I tested r52643 and I'm not able to reproduce the crash; looking at the code I'm also pretty confident that the patch solves the crash since outputstr is well-locked now. However, I also believe that messed-up output is just as likely to occur, although I have no evidence for that so far from my experiments.

Some additional remarks:

- at line 2134 I spotted a call to the (modified) astman_append function that itself still locks the session (whereas the function itself also does that).

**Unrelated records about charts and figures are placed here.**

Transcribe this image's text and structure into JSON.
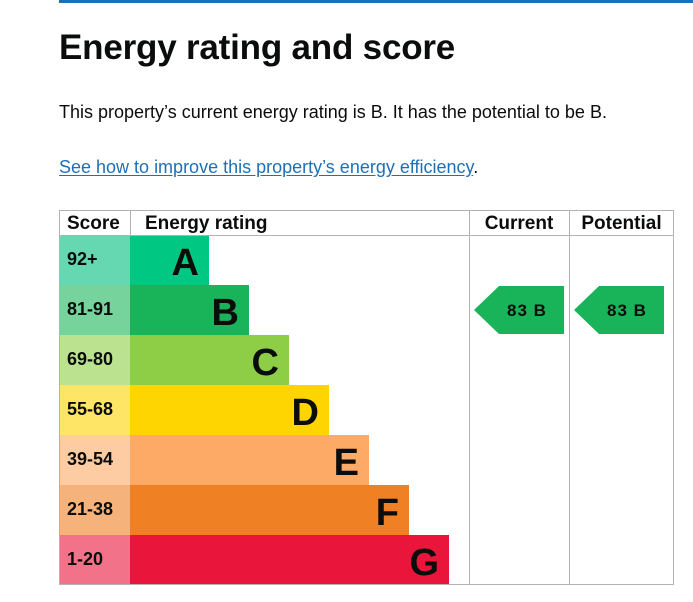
{
  "page": {
    "title": "Energy rating and score",
    "intro": "This property’s current energy rating is B. It has the potential to be B.",
    "link_text": "See how to improve this property’s energy efficiency",
    "link_suffix": "."
  },
  "chart_data": {
    "type": "table",
    "headers": {
      "score": "Score",
      "rating": "Energy rating",
      "current": "Current",
      "potential": "Potential"
    },
    "bands": [
      {
        "score": "92+",
        "letter": "A",
        "color": "#00c781",
        "score_bg": "#66d8b1"
      },
      {
        "score": "81-91",
        "letter": "B",
        "color": "#19b459",
        "score_bg": "#75d39b"
      },
      {
        "score": "69-80",
        "letter": "C",
        "color": "#8dce46",
        "score_bg": "#bae28f"
      },
      {
        "score": "55-68",
        "letter": "D",
        "color": "#ffd500",
        "score_bg": "#ffe566"
      },
      {
        "score": "39-54",
        "letter": "E",
        "color": "#fcaa65",
        "score_bg": "#fdcca3"
      },
      {
        "score": "21-38",
        "letter": "F",
        "color": "#ef8023",
        "score_bg": "#f5b37b"
      },
      {
        "score": "1-20",
        "letter": "G",
        "color": "#e9153b",
        "score_bg": "#f27389"
      }
    ],
    "current": {
      "score": 83,
      "band": "B",
      "label": "83 B",
      "color": "#19b459"
    },
    "potential": {
      "score": 83,
      "band": "B",
      "label": "83 B",
      "color": "#19b459"
    }
  }
}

I would expect a deadlock on that although I haven't experienced it...

- the free_session function (line 659) does not lock before destroying outputstr; I guess this could still cause a potential crash.

- to me it seems that a session is created per connection (see accept_thread function) and not per-user like you indicated on IRC; however I don't see how different threads (= different sessions) could then access the same session context, so I must be missing something here...

By: Russell Bryant (russell) 2007-01-29 16:53:39.000-0600

I'll respond to each comment ...

1) I have modified that code not to do the extra lock/unlock of the session around the call to astman_append().  The reason it doesn't deadlock is because we use recursive locks in Asterisk, meaning we can lock them multiple times in the same thread without a deadlock.

2) There is no need to lock the session in destroy session.  This is because the code path before getting this far ensures that nobody is using and nobody will start using will it is being removed and destroyed from the sessions lsit.

3) Well, that may be the case for regular manager sessions, but it's different at least for HTTP based sessions.  generic_http_callback loops through the existing sessions matching by the session ID, and will use the same one if it is found to match.  So, they can definitely be used at the same time.

However, Pari, the GUI developer, told me that the GUI should never be sending a request before receiving the response for a previous one.  So, I'm just going to close this out.

Thanks for the help and let me know if you have any further problems.